Se habla mucho estos días de la berenjena de Pedro Sánchez. La guarda en el Palacio de La Moncloa, concretamente detrás de la Secretaría de Estado de Comunicación (SEC) y enfrente del lugar donde se celebran los Consejos de Ministros.
No es nueva la vocación hortofrutícola de un gobernante. A lo largo de la Historia, generales y políticos han fantaseado con dejar el poder para estrenar los callos en las manos. La tez morena y la tierra en los pies.
El general Mola, ahora que estamos en tiempo de Memoria, soñaba con un jardincito lleno de libros en un pueblo de Navarra. Pero en lugar de acabar ahí, montó un golpe de Estado que acabó en Guerra Civil.
Cabe decir que los gobernantes de fantasía hortofrutícola casi nunca hacían realidad su deseo. Sánchez, que ha demostrado una pasmosa facilidad para adaptar el contorno del poder a su figura, ha lanzado su huerto sin necesidad de dejar nada.
Lo enseña orgulloso a quienes visitan Moncloa.
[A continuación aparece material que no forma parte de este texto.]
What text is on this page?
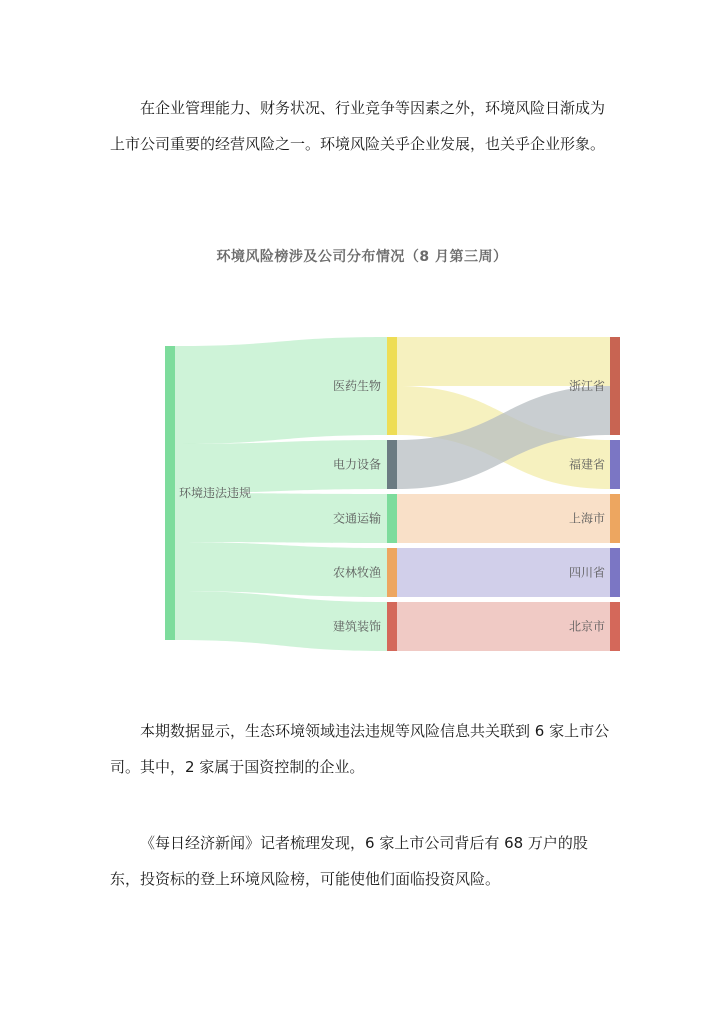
在企业管理能力、财务状况、行业竞争等因素之外，环境风险日渐成为上市公司重要的经营风险之一。环境风险关乎企业发展，也关乎企业形象。

环境风险榜涉及公司分布情况（8 月第三周）
环境违法违规
医药生物
电力设备
交通运输
农林牧渔
建筑装饰
浙江省
福建省
上海市
四川省
北京市

本期数据显示，生态环境领域违法违规等风险信息共关联到 6 家上市公司。其中，2 家属于国资控制的企业。

《每日经济新闻》记者梳理发现，6 家上市公司背后有 68 万户的股东，投资标的登上环境风险榜，可能使他们面临投资风险。
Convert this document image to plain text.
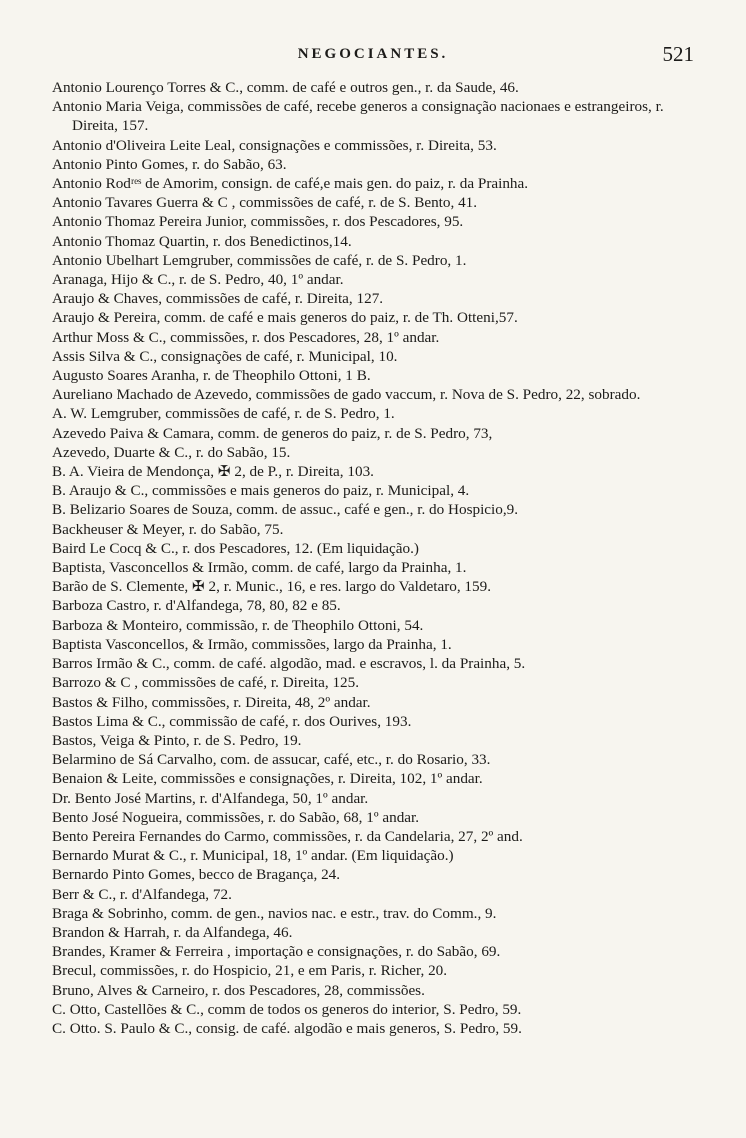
NEGOCIANTES.	521
Antonio Lourenço Torres & C., comm. de café e outros gen., r. da Saude, 46.
Antonio Maria Veiga, commissões de café, recebe generos a consignação nacionaes e estrangeiros, r. Direita, 157.
Antonio d'Oliveira Leite Leal, consignações e commissões, r. Direita, 53.
Antonio Pinto Gomes, r. do Sabão, 63.
Antonio Rodʳᵉˢ de Amorim, consign. de café,e mais gen. do paiz, r. da Prainha.
Antonio Tavares Guerra & C , commissões de café, r. de S. Bento, 41.
Antonio Thomaz Pereira Junior, commissões, r. dos Pescadores, 95.
Antonio Thomaz Quartin, r. dos Benedictinos,14.
Antonio Ubelhart Lemgruber, commissões de café, r. de S. Pedro, 1.
Aranaga, Hijo & C., r. de S. Pedro, 40, 1º andar.
Araujo & Chaves, commissões de café, r. Direita, 127.
Araujo & Pereira, comm. de café e mais generos do paiz, r. de Th. Otteni,57.
Arthur Moss & C., commissões, r. dos Pescadores, 28, 1º andar.
Assis Silva & C., consignações de café, r. Municipal, 10.
Augusto Soares Aranha, r. de Theophilo Ottoni, 1 B.
Aureliano Machado de Azevedo, commissões de gado vaccum, r. Nova de S. Pedro, 22, sobrado.
A. W. Lemgruber, commissões de café, r. de S. Pedro, 1.
Azevedo Paiva & Camara, comm. de generos do paiz, r. de S. Pedro, 73,
Azevedo, Duarte & C., r. do Sabão, 15.
B. A. Vieira de Mendonça, ✠ 2, de P., r. Direita, 103.
B. Araujo & C., commissões e mais generos do paiz, r. Municipal, 4.
B. Belizario Soares de Souza, comm. de assuc., café e gen., r. do Hospicio,9.
Backheuser & Meyer, r. do Sabão, 75.
Baird Le Cocq & C., r. dos Pescadores, 12. (Em liquidação.)
Baptista, Vasconcellos & Irmão, comm. de café, largo da Prainha, 1.
Barão de S. Clemente, ✠ 2, r. Munic., 16, e res. largo do Valdetaro, 159.
Barboza Castro, r. d'Alfandega, 78, 80, 82 e 85.
Barboza & Monteiro, commissão, r. de Theophilo Ottoni, 54.
Baptista Vasconcellos, & Irmão, commissões, largo da Prainha, 1.
Barros Irmão & C., comm. de café. algodão, mad. e escravos, l. da Prainha, 5.
Barrozo & C , commissões de café, r. Direita, 125.
Bastos & Filho, commissões, r. Direita, 48, 2º andar.
Bastos Lima & C., commissão de café, r. dos Ourives, 193.
Bastos, Veiga & Pinto, r. de S. Pedro, 19.
Belarmino de Sá Carvalho, com. de assucar, café, etc., r. do Rosario, 33.
Benaion & Leite, commissões e consignações, r. Direita, 102, 1º andar.
Dr. Bento José Martins, r. d'Alfandega, 50, 1º andar.
Bento José Nogueira, commissões, r. do Sabão, 68, 1º andar.
Bento Pereira Fernandes do Carmo, commissões, r. da Candelaria, 27, 2º and.
Bernardo Murat & C., r. Municipal, 18, 1º andar. (Em liquidação.)
Bernardo Pinto Gomes, becco de Bragança, 24.
Berr & C., r. d'Alfandega, 72.
Braga & Sobrinho, comm. de gen., navios nac. e estr., trav. do Comm., 9.
Brandon & Harrah, r. da Alfandega, 46.
Brandes, Kramer & Ferreira , importação e consignações, r. do Sabão, 69.
Brecul, commissões, r. do Hospicio, 21, e em Paris, r. Richer, 20.
Bruno, Alves & Carneiro, r. dos Pescadores, 28, commissões.
C. Otto, Castellões & C., comm de todos os generos do interior, S. Pedro, 59.
C. Otto. S. Paulo & C., consig. de café. algodão e mais generos, S. Pedro, 59.
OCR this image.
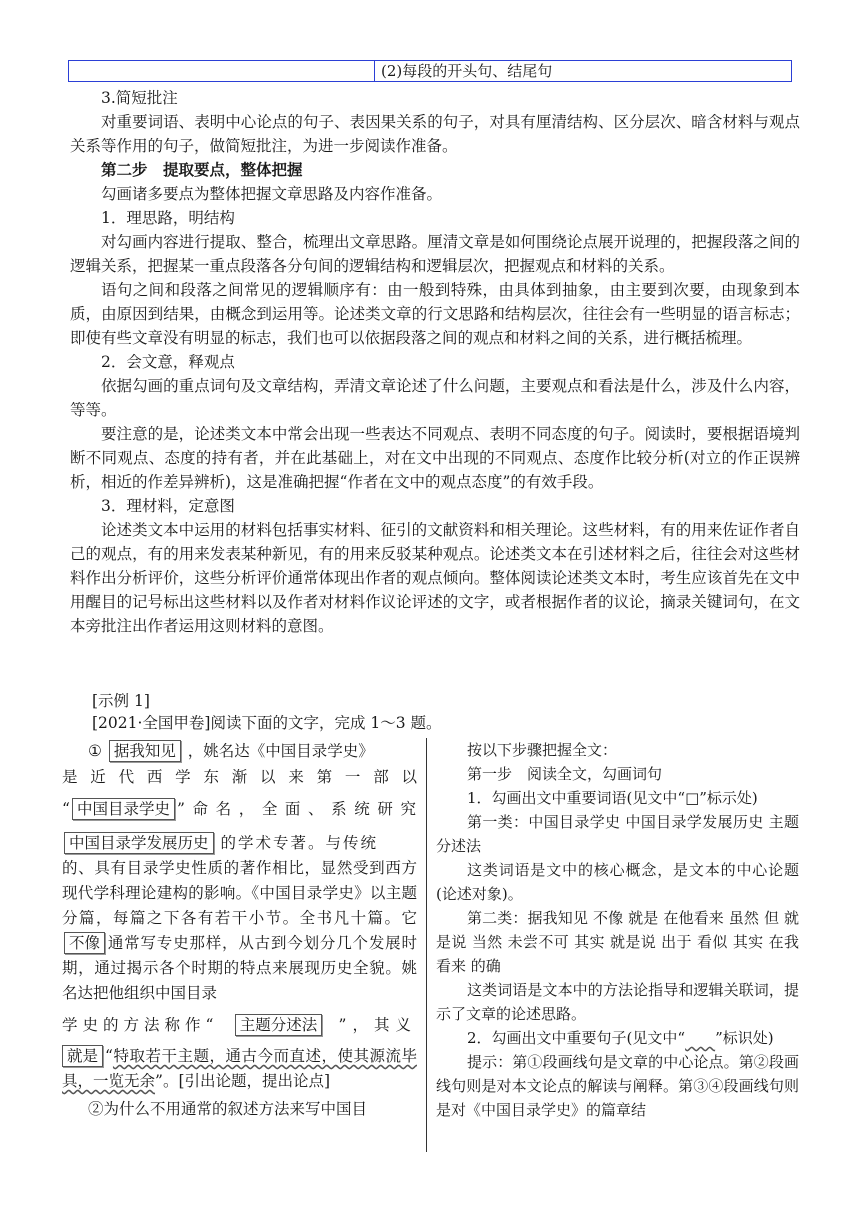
(2)每段的开头句、结尾句

3.简短批注

对重要词语、表明中心论点的句子、表因果关系的句子，对具有厘清结构、区分层次、暗含材料与观点关系等作用的句子，做简短批注，为进一步阅读作准备。

第二步　提取要点，整体把握

勾画诸多要点为整体把握文章思路及内容作准备。

1．理思路，明结构

对勾画内容进行提取、整合，梳理出文章思路。厘清文章是如何围绕论点展开说理的，把握段落之间的逻辑关系，把握某一重点段落各分句间的逻辑结构和逻辑层次，把握观点和材料的关系。

语句之间和段落之间常见的逻辑顺序有：由一般到特殊，由具体到抽象，由主要到次要，由现象到本质，由原因到结果，由概念到运用等。论述类文章的行文思路和结构层次，往往会有一些明显的语言标志；即使有些文章没有明显的标志，我们也可以依据段落之间的观点和材料之间的关系，进行概括梳理。

2．会文意，释观点

依据勾画的重点词句及文章结构，弄清文章论述了什么问题，主要观点和看法是什么，涉及什么内容，等等。

要注意的是，论述类文本中常会出现一些表达不同观点、表明不同态度的句子。阅读时，要根据语境判断不同观点、态度的持有者，并在此基础上，对在文中出现的不同观点、态度作比较分析(对立的作正误辨析，相近的作差异辨析)，这是准确把握“作者在文中的观点态度”的有效手段。

3．理材料，定意图

论述类文本中运用的材料包括事实材料、征引的文献资料和相关理论。这些材料，有的用来佐证作者自己的观点，有的用来发表某种新见，有的用来反驳某种观点。论述类文本在引述材料之后，往往会对这些材料作出分析评价，这些分析评价通常体现出作者的观点倾向。整体阅读论述类文本时，考生应该首先在文中用醒目的记号标出这些材料以及作者对材料作议论评述的文字，或者根据作者的议论，摘录关键词句，在文本旁批注出作者运用这则材料的意图。

[示例 1]
[2021·全国甲卷]阅读下面的文字，完成 1～3 题。
① 据我知见 ，姚名达《中国目录学史》
是近代西学东渐以来第一部以
“ 中国目录学史 ”命名，全面、系统研究
中国目录学发展历史 的学术专著。与传统
的、具有目录学史性质的著作相比，显然受到西方现代学科理论建构的影响。《中国目录学史》以主题分篇，每篇之下各有若干小节。全书凡十篇。它不像 通常写专史那样，从古到今划分几个发展时期，通过揭示各个时期的特点来展现历史全貌。姚名达把他组织中国目录
学史的方法称作“	主题分述法	”，其义
就是 “特取若干主题，通古今而直述，使其源流毕具，一览无余”。[引出论题，提出论点]
②为什么不用通常的叙述方法来写中国目

按以下步骤把握全文：

第一步　阅读全文，勾画词句

1．勾画出文中重要词语(见文中“□”标示处)

第一类：中国目录学史 中国目录学发展历史 主题分述法

这类词语是文中的核心概念，是文本的中心论题(论述对象)。

第二类：据我知见 不像 就是 在他看来 虽然 但 就是说 当然 未尝不可 其实 就是说 出于 看似 其实 在我看来 的确

这类词语是文本中的方法论指导和逻辑关联词，提示了文章的论述思路。

2．勾画出文中重要句子(见文中“　　 ”标识处)

提示：第①段画线句是文章的中心论点。第②段画线句则是对本文论点的解读与阐释。第③④段画线句则是对《中国目录学史》的篇章结
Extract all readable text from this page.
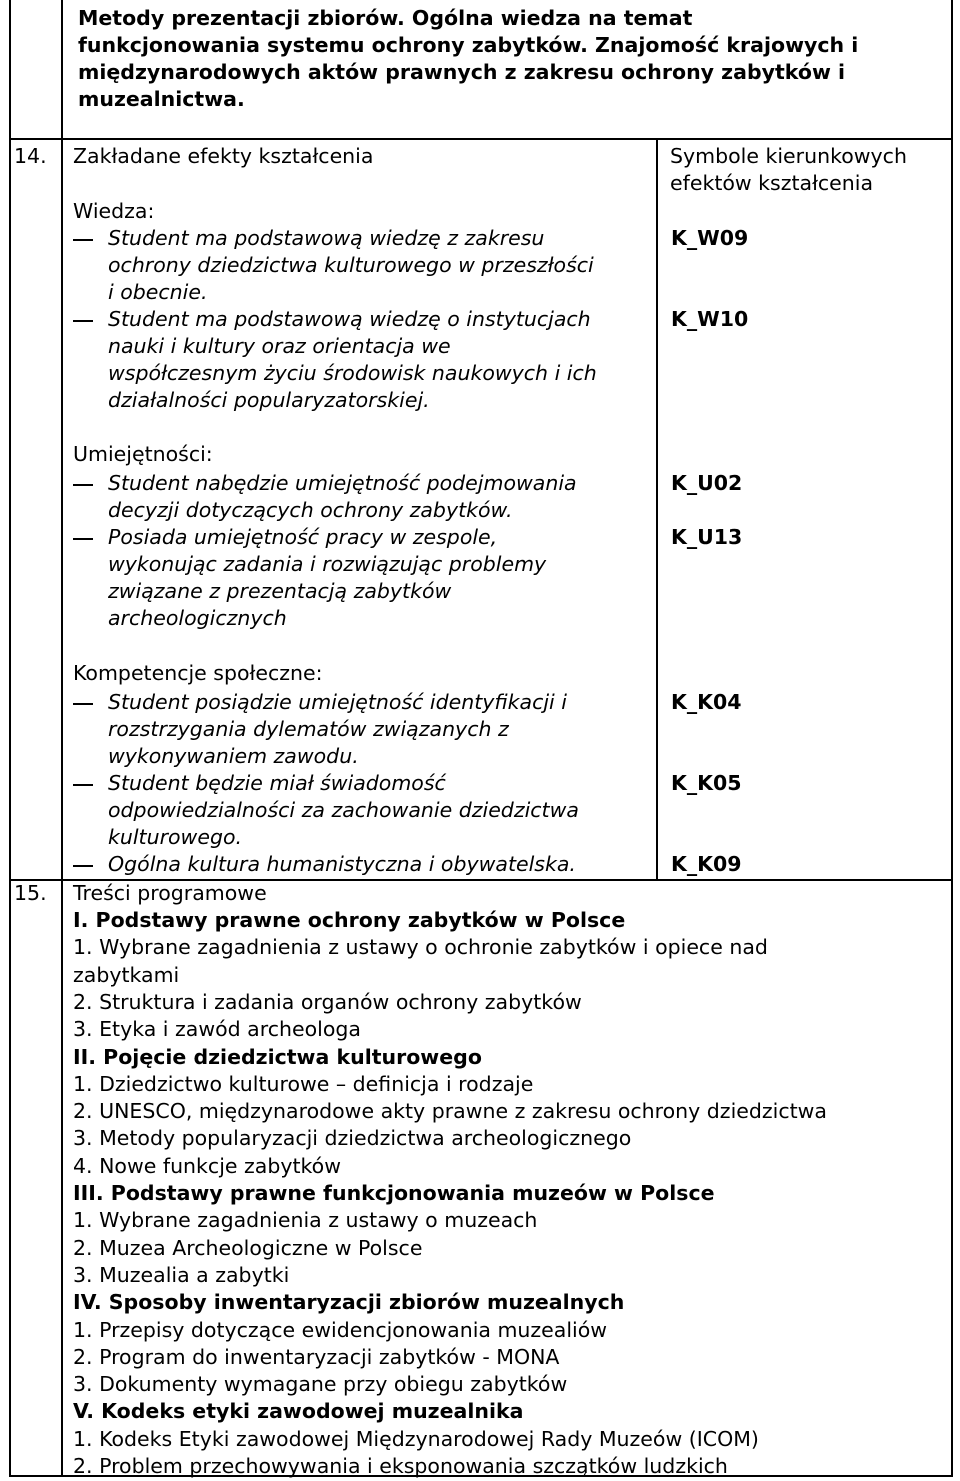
Metody prezentacji zbiorów. Ogólna wiedza na temat
funkcjonowania systemu ochrony zabytków. Znajomość krajowych i
międzynarodowych aktów prawnych z zakresu ochrony zabytków i
muzealnictwa.
14. Zakładane efekty kształcenia	Symbole kierunkowych
efektów kształcenia
Wiedza:
Student ma podstawową wiedzę z zakresu
ochrony dziedzictwa kulturowego w przeszłości
i obecnie.
K_W09
Student ma podstawową wiedzę o instytucjach
nauki i kultury oraz orientacja we
współczesnym życiu środowisk naukowych i ich
działalności popularyzatorskiej.
K_W10
Umiejętności:
Student nabędzie umiejętność podejmowania
decyzji dotyczących ochrony zabytków.
K_U02
Posiada umiejętność pracy w zespole,
wykonując zadania i rozwiązując problemy
związane z prezentacją zabytków
archeologicznych
K_U13
Kompetencje społeczne:
Student posiądzie umiejętność identyfikacji i
rozstrzygania dylematów związanych z
wykonywaniem zawodu.
K_K04
Student będzie miał świadomość
odpowiedzialności za zachowanie dziedzictwa
kulturowego.
K_K05
Ogólna kultura humanistyczna i obywatelska.	K_K09
15. Treści programowe
I. Podstawy prawne ochrony zabytków w Polsce
1. Wybrane zagadnienia z ustawy o ochronie zabytków i opiece nad
zabytkami
2. Struktura i zadania organów ochrony zabytków
3. Etyka i zawód archeologa
II. Pojęcie dziedzictwa kulturowego
1. Dziedzictwo kulturowe – definicja i rodzaje
2. UNESCO, międzynarodowe akty prawne z zakresu ochrony dziedzictwa
3. Metody popularyzacji dziedzictwa archeologicznego
4. Nowe funkcje zabytków
III. Podstawy prawne funkcjonowania muzeów w Polsce
1. Wybrane zagadnienia z ustawy o muzeach
2. Muzea Archeologiczne w Polsce
3. Muzealia a zabytki
IV. Sposoby inwentaryzacji zbiorów muzealnych
1. Przepisy dotyczące ewidencjonowania muzealiów
2. Program do inwentaryzacji zabytków - MONA
3. Dokumenty wymagane przy obiegu zabytków
V. Kodeks etyki zawodowej muzealnika
1. Kodeks Etyki zawodowej Międzynarodowej Rady Muzeów (ICOM)
2. Problem przechowywania i eksponowania szczątków ludzkich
A los ciudadanos que participan en los tours que de tanto en cuando se producen, pero también a líderes con los que mantiene reuniones.
Además, según fuentes autorizadísimas en la materia, el presidente del Gobierno suele obsequiar a sus interlocutores con «berenjenas, tomates y calabazas». Acto seguido, Sánchez cuenta que ha levantado el vegetal con sus propias manos. Convenientemente uniformado. Con pantalón de campo. Con las herramienta en las manos, soñando la «España en marcha» de Gabriel Celaya.
Podemos intuir que se trata de una afición sobrevenida. Muy acorde, por cierto, al programa electoral del nuevo PSOE y a las reivindicaciones ecologistas del Gobierno. Para Sánchez, desde el principio, ha sido tan importante parecer como ser.
Dijo González al conocer Moncloa que aquello parecía una «tarta de nata montada con toques de purpurina». Y Sánchez, que se halla empeñado en enmendar el felipismo, le ha aplicado a la tarta un régimen de caldo y verdura.
Hemos llamado a José Blanco, que fue uno de los grandes mentores del presidente. También a Trinidad Jiménez, su jefa en el Ayuntamiento cuando él era concejal. Sus respuestas han sido más o menos esta: «¿Un huerto? ¿Pedro Sánchez? Disculpe, ¿cómo dice? ¿Un huerto en La Moncloa?».
El huerto de Sánchez responde a la necesidad de trascendencia que asalta a todo presidente. Por lo menos desde la era González, que fue la más larga de todas las eras. Suárez se construyó una pista de tenis, a Calvo-Sotelo no había nada que le interesara más que su biblioteca. Acaba de publicarse, por cierto, un poemario suyo hasta ahora inédito. También recuperó una sala de música para tocar el piano.